Diététicien-Nutritionniste Lyon

Pourquoi la soupe en hiver ?

Voici, un article de mon collaborateur diététicien-nutritionnsite, Luc PELLERIN qui consulte au cabinet de diététique le samedi !

Vous le lirez, il a de très bonnes idées pour manger sain, équilibré et pratique 😉

 

En Hiver, on mange de la soupe !

 

Pourquoi la soupe ? Tout simplement parce-que c’est bon !
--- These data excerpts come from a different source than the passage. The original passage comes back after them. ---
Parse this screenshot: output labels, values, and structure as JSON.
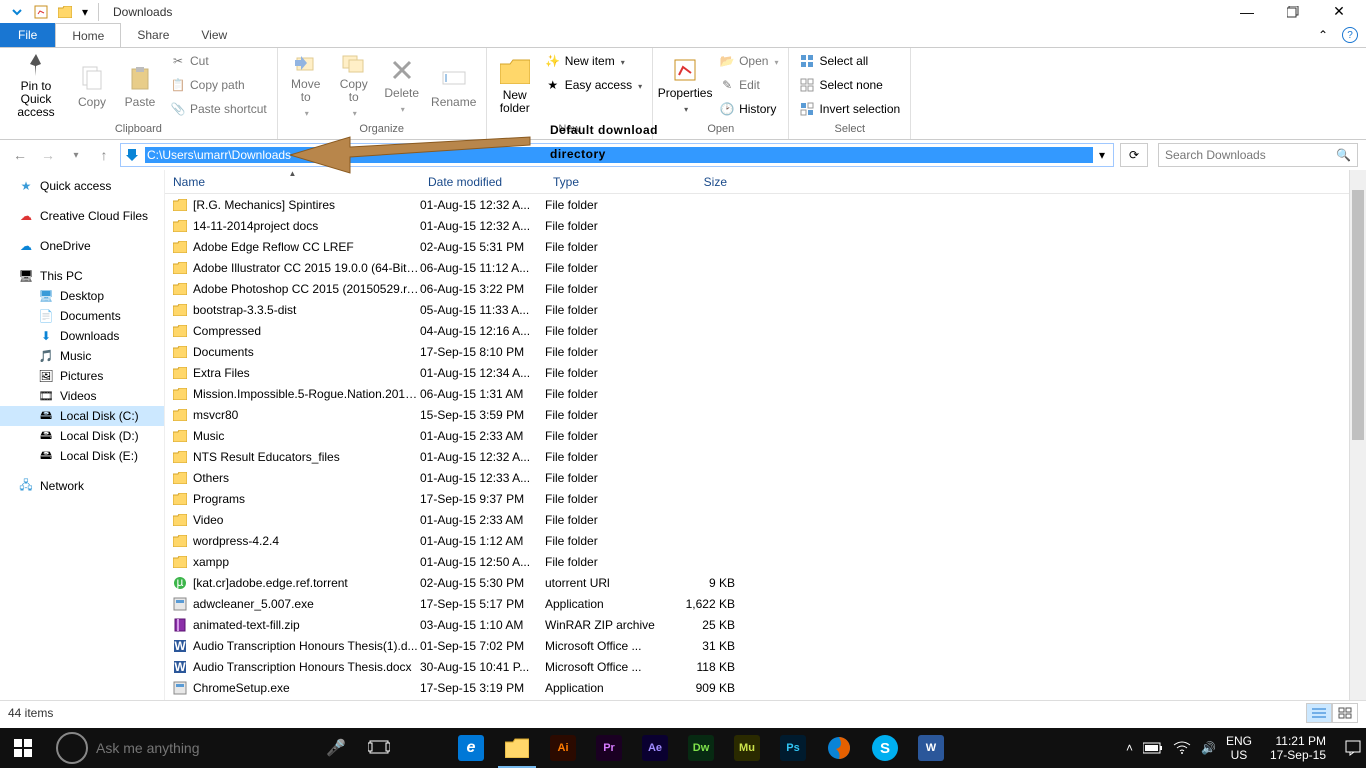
{
  "window": {
    "title": "Downloads"
  },
  "tabs": {
    "file": "File",
    "home": "Home",
    "share": "Share",
    "view": "View"
  },
  "ribbon": {
    "clipboard": {
      "label": "Clipboard",
      "pin": "Pin to Quick\naccess",
      "copy": "Copy",
      "paste": "Paste",
      "cut": "Cut",
      "copy_path": "Copy path",
      "paste_shortcut": "Paste shortcut"
    },
    "organize": {
      "label": "Organize",
      "move_to": "Move\nto",
      "copy_to": "Copy\nto",
      "delete": "Delete",
      "rename": "Rename"
    },
    "new": {
      "label": "New",
      "new_folder": "New\nfolder",
      "new_item": "New item",
      "easy_access": "Easy access"
    },
    "open": {
      "label": "Open",
      "properties": "Properties",
      "open": "Open",
      "edit": "Edit",
      "history": "History"
    },
    "select": {
      "label": "Select",
      "select_all": "Select all",
      "select_none": "Select none",
      "invert": "Invert selection"
    }
  },
  "annotation": {
    "line1": "Default download",
    "line2": "directory"
  },
  "address": {
    "path": "C:\\Users\\umarr\\Downloads",
    "search_placeholder": "Search Downloads"
  },
  "nav": {
    "quick_access": "Quick access",
    "creative_cloud": "Creative Cloud Files",
    "onedrive": "OneDrive",
    "this_pc": "This PC",
    "desktop": "Desktop",
    "documents": "Documents",
    "downloads": "Downloads",
    "music": "Music",
    "pictures": "Pictures",
    "videos": "Videos",
    "disk_c": "Local Disk (C:)",
    "disk_d": "Local Disk (D:)",
    "disk_e": "Local Disk (E:)",
    "network": "Network"
  },
  "columns": {
    "name": "Name",
    "date": "Date modified",
    "type": "Type",
    "size": "Size"
  },
  "files": [
    {
      "icon": "folder",
      "name": "[R.G. Mechanics] Spintires",
      "date": "01-Aug-15 12:32 A...",
      "type": "File folder",
      "size": ""
    },
    {
      "icon": "folder",
      "name": "14-11-2014project docs",
      "date": "01-Aug-15 12:32 A...",
      "type": "File folder",
      "size": ""
    },
    {
      "icon": "folder",
      "name": "Adobe Edge Reflow CC LREF",
      "date": "02-Aug-15 5:31 PM",
      "type": "File folder",
      "size": ""
    },
    {
      "icon": "folder",
      "name": "Adobe Illustrator CC 2015 19.0.0 (64-Bit) ...",
      "date": "06-Aug-15 11:12 A...",
      "type": "File folder",
      "size": ""
    },
    {
      "icon": "folder",
      "name": "Adobe Photoshop CC 2015 (20150529.r.8...",
      "date": "06-Aug-15 3:22 PM",
      "type": "File folder",
      "size": ""
    },
    {
      "icon": "folder",
      "name": "bootstrap-3.3.5-dist",
      "date": "05-Aug-15 11:33 A...",
      "type": "File folder",
      "size": ""
    },
    {
      "icon": "folder",
      "name": "Compressed",
      "date": "04-Aug-15 12:16 A...",
      "type": "File folder",
      "size": ""
    },
    {
      "icon": "folder",
      "name": "Documents",
      "date": "17-Sep-15 8:10 PM",
      "type": "File folder",
      "size": ""
    },
    {
      "icon": "folder",
      "name": "Extra Files",
      "date": "01-Aug-15 12:34 A...",
      "type": "File folder",
      "size": ""
    },
    {
      "icon": "folder",
      "name": "Mission.Impossible.5-Rogue.Nation.2015...",
      "date": "06-Aug-15 1:31 AM",
      "type": "File folder",
      "size": ""
    },
    {
      "icon": "folder",
      "name": "msvcr80",
      "date": "15-Sep-15 3:59 PM",
      "type": "File folder",
      "size": ""
    },
    {
      "icon": "folder",
      "name": "Music",
      "date": "01-Aug-15 2:33 AM",
      "type": "File folder",
      "size": ""
    },
    {
      "icon": "folder",
      "name": "NTS Result Educators_files",
      "date": "01-Aug-15 12:32 A...",
      "type": "File folder",
      "size": ""
    },
    {
      "icon": "folder",
      "name": "Others",
      "date": "01-Aug-15 12:33 A...",
      "type": "File folder",
      "size": ""
    },
    {
      "icon": "folder",
      "name": "Programs",
      "date": "17-Sep-15 9:37 PM",
      "type": "File folder",
      "size": ""
    },
    {
      "icon": "folder",
      "name": "Video",
      "date": "01-Aug-15 2:33 AM",
      "type": "File folder",
      "size": ""
    },
    {
      "icon": "folder",
      "name": "wordpress-4.2.4",
      "date": "01-Aug-15 1:12 AM",
      "type": "File folder",
      "size": ""
    },
    {
      "icon": "folder",
      "name": "xampp",
      "date": "01-Aug-15 12:50 A...",
      "type": "File folder",
      "size": ""
    },
    {
      "icon": "torrent",
      "name": "[kat.cr]adobe.edge.ref.torrent",
      "date": "02-Aug-15 5:30 PM",
      "type": "utorrent URl",
      "size": "9 KB"
    },
    {
      "icon": "exe",
      "name": "adwcleaner_5.007.exe",
      "date": "17-Sep-15 5:17 PM",
      "type": "Application",
      "size": "1,622 KB"
    },
    {
      "icon": "zip",
      "name": "animated-text-fill.zip",
      "date": "03-Aug-15 1:10 AM",
      "type": "WinRAR ZIP archive",
      "size": "25 KB"
    },
    {
      "icon": "word",
      "name": "Audio Transcription Honours Thesis(1).d...",
      "date": "01-Sep-15 7:02 PM",
      "type": "Microsoft Office ...",
      "size": "31 KB"
    },
    {
      "icon": "word",
      "name": "Audio Transcription Honours Thesis.docx",
      "date": "30-Aug-15 10:41 P...",
      "type": "Microsoft Office ...",
      "size": "118 KB"
    },
    {
      "icon": "exe",
      "name": "ChromeSetup.exe",
      "date": "17-Sep-15 3:19 PM",
      "type": "Application",
      "size": "909 KB"
    }
  ],
  "status": {
    "items": "44 items"
  },
  "taskbar": {
    "search_placeholder": "Ask me anything",
    "lang_top": "ENG",
    "lang_bot": "US",
    "time": "11:21 PM",
    "date": "17-Sep-15",
    "apps": [
      {
        "name": "task-view",
        "bg": "",
        "fg": "#fff",
        "label": ""
      },
      {
        "name": "edge",
        "bg": "#0078d7",
        "fg": "#fff",
        "label": "e"
      },
      {
        "name": "file-explorer",
        "bg": "#ffcf4b",
        "fg": "#7a5a00",
        "label": ""
      },
      {
        "name": "illustrator",
        "bg": "#2b0a00",
        "fg": "#ff7c00",
        "label": "Ai"
      },
      {
        "name": "premiere",
        "bg": "#1a0022",
        "fg": "#d77cff",
        "label": "Pr"
      },
      {
        "name": "after-effects",
        "bg": "#0a0030",
        "fg": "#a08cff",
        "label": "Ae"
      },
      {
        "name": "dreamweaver",
        "bg": "#072a12",
        "fg": "#7fe24b",
        "label": "Dw"
      },
      {
        "name": "muse",
        "bg": "#2a2a00",
        "fg": "#cbe24b",
        "label": "Mu"
      },
      {
        "name": "photoshop",
        "bg": "#001b2e",
        "fg": "#31c5f4",
        "label": "Ps"
      },
      {
        "name": "firefox",
        "bg": "#e66000",
        "fg": "#fff",
        "label": ""
      },
      {
        "name": "skype",
        "bg": "#00aff0",
        "fg": "#fff",
        "label": "S"
      },
      {
        "name": "word",
        "bg": "#2b579a",
        "fg": "#fff",
        "label": "W"
      }
    ]
  }
}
On a tous le souvenir d’une bonne soupe réconfortante. Ce petit (ou grand !) bol qui nous réchauffe les mains avant de nous réchauffer de l’intérieur, et qu’on déguste avec délicatesse pour en apprécier les pleines saveurs…

 

Au niveau de la réalisation, rien de plus simple. Un couteau et une grande casserole peuvent largement suffire. On peut ajouter un économe, une planche à découper et une cocotte-minute pour de plus grands volumes. Et enfin un mixeur plongeant ou un blender pour des soupes bien lisses et sans morceaux.

 

Pour la recette, là aussi on va à l’essentiel. Des légumes et de l’eau pour les débutants. On peut aussi ajouter des féculents comme de la pomme de terre, des lentilles ou des pois cassés. Dans ce cas la soupe peut constituer une plat unique car elle sera plus consistante.

Pour la cuisson :

  • Quand on a le temps : départ à froid, c’est-à-dire à l’eau froide, à feu moyen. Ainsi les les aliments infusent tous leurs arômes, tranquillement.
  • Quand on a moins le temps : à l’eau bouillante et/ou à la cocotte-minute.

 

Les séniors en sont souvent les plus grands consommateurs. Peu importe le temps ou la saison : le soir « c’est soupe ». Et nous devrions nous inspirer de cette tradition. Car les avantages de ce plat simplissime sont multiples :

 

  • Une grande quantité pour plusieurs jours. En effet, une fois refroidie, elle se conserve plusieurs jours au réfrigérateur (4-5 jours) et peut aussi être congelée. Idéal lorsque l’on a plusieurs bouches à nourrir et/ou un emploi du temps chargé.

 

  • Une bombe nutritionnelle ! Et oui, quasiment aucune perte. Pendant la cuisson, une grande partie des vitamines et minéraux se retrouvent dans l’eau de cuisson. Alors surtout ne la jetez pas ! Et dans l’idéal, les déchets de découpe, au composte.

 

  • Locale et de saison : Chaque légume a sa saison, et chaque saison a sa soupe ! En hiver, on retrouvera souvent les poireaux et les navets par exemple. Mais vous pourrez vous essayer au velouté d’asperges au printemps, ou encore au gazpacho et au velouté de courgettes en été.

 

  • Sucrée ou salée ? : Pour les enfants, il est parfois plus facile de les orienter vers des saveurs plus sucrées et/ou de jolies couleurs orangées : ainsi vous pouvez opter pour des aliments aux saveurs « sucrées » tel que les carottes, les courges, le potimarron ou encore le panais. À l’inverse, vous pourrez donner du caractère à votre soupe avec le navet, le céleri branche ou les épinards qui ont un goût plus prononcés.

 

Le compromis : les soupes prêtes à l’emploi.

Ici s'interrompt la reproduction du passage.